Feedback and questioning

  • How can we anticipate misconceptions, check for understanding and intervene to make a notable impact on learning?
  • How can we use feedback and questioning to ensure that more pupils attain higher levels in national assessments?

EYFS

  • What are the most effective strategies to secure the early acquisition of language?
  • How do we increase the proportion of children meeting and exceeding national expectations?

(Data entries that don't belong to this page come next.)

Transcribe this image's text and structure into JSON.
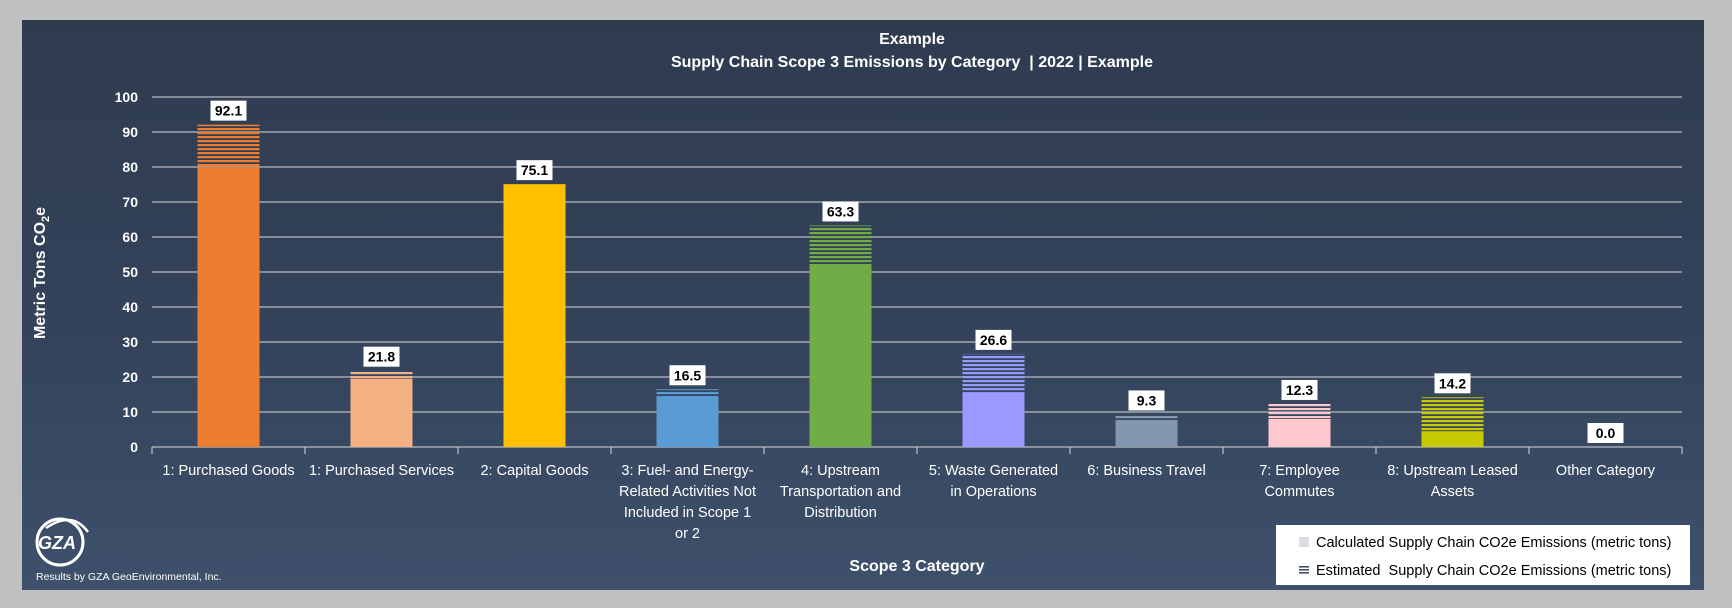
{
  "chart_data": {
    "type": "bar",
    "title": "Example",
    "subtitle": "Supply Chain Scope 3 Emissions by Category  | 2022 | Example",
    "xlabel": "Scope 3 Category",
    "ylabel": "Metric Tons CO2e",
    "ylim": [
      0,
      100
    ],
    "yticks": [
      0,
      10,
      20,
      30,
      40,
      50,
      60,
      70,
      80,
      90,
      100
    ],
    "grid": true,
    "legend_position": "bottom-right",
    "categories": [
      "1: Purchased Goods",
      "1: Purchased Services",
      "2: Capital Goods",
      "3: Fuel- and Energy-Related Activities Not Included in Scope 1 or 2",
      "4: Upstream Transportation and Distribution",
      "5: Waste Generated in Operations",
      "6: Business Travel",
      "7: Employee Commutes",
      "8: Upstream Leased Assets",
      "Other Category"
    ],
    "category_lines": [
      [
        "1: Purchased Goods"
      ],
      [
        "1: Purchased Services"
      ],
      [
        "2: Capital Goods"
      ],
      [
        "3: Fuel- and Energy-",
        "Related Activities Not",
        "Included in Scope 1",
        "or 2"
      ],
      [
        "4: Upstream",
        "Transportation and",
        "Distribution"
      ],
      [
        "5: Waste Generated",
        "in Operations"
      ],
      [
        "6: Business Travel"
      ],
      [
        "7: Employee",
        "Commutes"
      ],
      [
        "8: Upstream Leased",
        "Assets"
      ],
      [
        "Other Category"
      ]
    ],
    "colors": [
      "#ed7d31",
      "#f4b183",
      "#ffc000",
      "#5b9bd5",
      "#70ad47",
      "#9999ff",
      "#8497b0",
      "#ffc7ce",
      "#c9c900",
      "#c9c9c9"
    ],
    "series": [
      {
        "name": "Calculated Supply Chain CO2e Emissions (metric tons)",
        "pattern": "solid",
        "values": [
          80.0,
          19.5,
          75.1,
          14.0,
          52.0,
          15.5,
          7.3,
          8.0,
          4.5,
          0.0
        ]
      },
      {
        "name": "Estimated  Supply Chain CO2e Emissions (metric tons)",
        "pattern": "horizontal-stripes",
        "values": [
          12.1,
          2.3,
          0.0,
          2.5,
          11.3,
          11.1,
          2.0,
          4.3,
          9.7,
          0.0
        ]
      }
    ],
    "totals": [
      "92.1",
      "21.8",
      "75.1",
      "16.5",
      "63.3",
      "26.6",
      "9.3",
      "12.3",
      "14.2",
      "0.0"
    ]
  },
  "credit": "Results by GZA GeoEnvironmental, Inc.",
  "logo_text": "GZA"
}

Within these research groups, teachers will further discuss what worked well for them in their successful teaching sequences, with the aim of creating a toolkit for possible strategies.  This will be supported by short videos (available by logging into the school account), blog posts and books.

Reading

http://www.learningpt.org/pdfs/literacy/components.pdf

Modelling and explanations

http://www.education-consumers.org/CT_111811.pdf

http://wp.me/p3UXMS-2I

http://www.aft.org/pdfs/americaneducator/spring2012/Rosenshine.pdf

Meeting the needs of different groups of children

http://www.learningspy.co.uk/featured/deliberately-difficult-focussing-on-learning-rather-than-progress/

http://bit.ly/1iiwu1B

http://bjorklab.psych.ucla.edu/research.html

http://ow.ly/o8Anb

http://learninglab.psych.purdue.edu/publications/

http://www.ascd.org/publications/educational-leadership/feb12/vol69/num05/Teaching-to-What-Students-Have-in-Common.aspx

Feedback and questioning

http://wp.me/p2uRcx-VJ

www.huntingenglish.com/2013/12/26/disciplined-discussion-easy-abc

wp.me/p43kJZ-4U

http://reflectionsofmyteaching.blogspot.co.uk/2013/10/can-i-be-that-little-bit-better.html?m=1

http://reflectionsofmyteaching.blogspot.co.uk/2013/11/can-i-be-that-little-bit-better-at.html?m=1

http://youtu.be/ag38OBjuMrQ

http://learningspy.co.uk/2012/02/20/feedback-its-better-to-receive-than-to-give/#.UcDapa7_tR0.twitter

http://wp.me/p2uRcx-V9

http://feedbackasateachingstrategy.weebly.com/

http://www.learningspy.co.uk/featured/reducing-feedback-might-increase-learning/

http://meridianvale.wordpress.com/2014/01/25/what-if-feedback-wasnt-all-it-was-cracked-up-to-be/

The final part of the session will be for each teacher to settle on one strategy that they will experiment with in their classrooms over the next few weeks.  The research leader will ensure that each teacher in their working group leaves with a plan in place.